Cantrill H L, Ramsay R C, Knobloch W H, Purple R L
Am J Ophthalmol. 1981 Apr;91(4):505-12. doi: 10.1016/0002-9394(81)90241-5.
We studied 13 patients, six males and seven females, ranging in age from 14 to 53 years, with chronic pars planitis and a form of secondary retinal degeneration. All had experienced visual blurring but none had significant pain. Nine of the 13 had some disturbance in night vision. Visual acuity had decreased in three patients (in one because of cataract, in one because of cystoid macular degeneration, and for unknown reasons in the third), increased in two patients (because of improvement in cystoid macular edema), and remained stable in eight.

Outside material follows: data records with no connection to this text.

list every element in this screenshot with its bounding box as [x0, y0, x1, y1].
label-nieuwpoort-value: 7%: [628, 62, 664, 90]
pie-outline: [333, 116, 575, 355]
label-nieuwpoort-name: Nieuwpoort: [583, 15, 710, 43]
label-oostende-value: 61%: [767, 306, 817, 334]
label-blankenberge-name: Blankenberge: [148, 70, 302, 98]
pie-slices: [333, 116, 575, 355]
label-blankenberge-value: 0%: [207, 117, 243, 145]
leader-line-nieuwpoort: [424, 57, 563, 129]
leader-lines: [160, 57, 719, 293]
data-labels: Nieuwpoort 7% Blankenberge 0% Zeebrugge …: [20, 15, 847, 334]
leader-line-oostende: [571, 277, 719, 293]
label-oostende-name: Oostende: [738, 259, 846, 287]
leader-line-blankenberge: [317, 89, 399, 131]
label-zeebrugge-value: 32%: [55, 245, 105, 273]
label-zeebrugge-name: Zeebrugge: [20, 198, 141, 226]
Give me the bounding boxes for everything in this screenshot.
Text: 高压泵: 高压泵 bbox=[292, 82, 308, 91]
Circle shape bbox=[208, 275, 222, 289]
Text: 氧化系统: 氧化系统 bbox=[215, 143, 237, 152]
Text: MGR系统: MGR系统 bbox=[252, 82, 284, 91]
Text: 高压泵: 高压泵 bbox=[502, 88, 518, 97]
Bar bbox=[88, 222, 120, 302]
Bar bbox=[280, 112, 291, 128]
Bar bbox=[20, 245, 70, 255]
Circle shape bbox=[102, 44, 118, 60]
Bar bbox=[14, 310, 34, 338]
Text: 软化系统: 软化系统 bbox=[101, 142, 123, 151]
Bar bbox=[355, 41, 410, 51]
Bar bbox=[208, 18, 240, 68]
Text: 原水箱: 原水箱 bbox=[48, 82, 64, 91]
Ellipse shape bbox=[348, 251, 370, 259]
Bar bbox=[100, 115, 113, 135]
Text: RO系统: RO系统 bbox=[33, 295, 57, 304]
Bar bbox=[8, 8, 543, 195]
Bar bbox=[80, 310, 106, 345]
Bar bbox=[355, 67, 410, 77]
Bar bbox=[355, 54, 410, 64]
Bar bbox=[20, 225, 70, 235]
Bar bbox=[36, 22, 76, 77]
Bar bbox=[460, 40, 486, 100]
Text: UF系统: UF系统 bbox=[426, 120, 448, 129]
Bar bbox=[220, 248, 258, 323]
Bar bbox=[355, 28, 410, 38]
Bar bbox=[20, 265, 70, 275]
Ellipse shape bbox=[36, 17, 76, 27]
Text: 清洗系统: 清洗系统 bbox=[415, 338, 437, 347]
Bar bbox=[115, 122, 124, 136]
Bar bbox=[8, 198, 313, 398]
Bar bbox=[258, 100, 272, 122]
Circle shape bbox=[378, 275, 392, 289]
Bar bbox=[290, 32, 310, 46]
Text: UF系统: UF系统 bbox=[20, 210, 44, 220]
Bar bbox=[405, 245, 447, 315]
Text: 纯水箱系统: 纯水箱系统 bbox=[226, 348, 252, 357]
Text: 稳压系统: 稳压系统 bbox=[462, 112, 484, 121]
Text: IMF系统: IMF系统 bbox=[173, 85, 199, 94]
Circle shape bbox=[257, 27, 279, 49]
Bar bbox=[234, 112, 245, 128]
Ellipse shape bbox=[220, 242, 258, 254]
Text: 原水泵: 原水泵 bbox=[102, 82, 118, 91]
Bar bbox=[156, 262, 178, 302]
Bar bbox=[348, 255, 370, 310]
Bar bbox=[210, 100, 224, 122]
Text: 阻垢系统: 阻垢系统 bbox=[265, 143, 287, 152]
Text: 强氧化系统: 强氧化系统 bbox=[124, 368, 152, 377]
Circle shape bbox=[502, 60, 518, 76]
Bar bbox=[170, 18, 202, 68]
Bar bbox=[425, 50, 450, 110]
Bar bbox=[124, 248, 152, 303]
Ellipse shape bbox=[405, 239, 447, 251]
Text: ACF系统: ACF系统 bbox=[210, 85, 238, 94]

There were electrophysiologic abnormalities, consisting of delayed B-wave implicit time, abnormal response to 30-Hz flicker, and reduced B-wave oscillations, in almost every patient. Our finding suggested that pars planitis is a vitreoretinal disorder rather than an inflammatory disease of the uveal tract.
我们研究了13例患者,其中6例男性,7例女性,年龄在14至53岁之间,患有慢性睫状体平坦部炎和一种继发性视网膜变性。所有患者均有视力模糊,但均无明显疼痛。13例中有9例存在夜视力障碍。3例患者视力下降(1例因白内障,1例因黄斑囊样变性,第3例原因不明),2例患者视力提高(因黄斑囊样水肿改善),8例患者视力保持稳定。几乎每位患者都存在电生理异常,包括B波潜伏时间延迟、对30Hz闪烁光的异常反应以及B波振荡减弱。我们的研究结果表明,睫状体平坦部炎是一种玻璃体视网膜疾病,而非葡萄膜的炎症性疾病。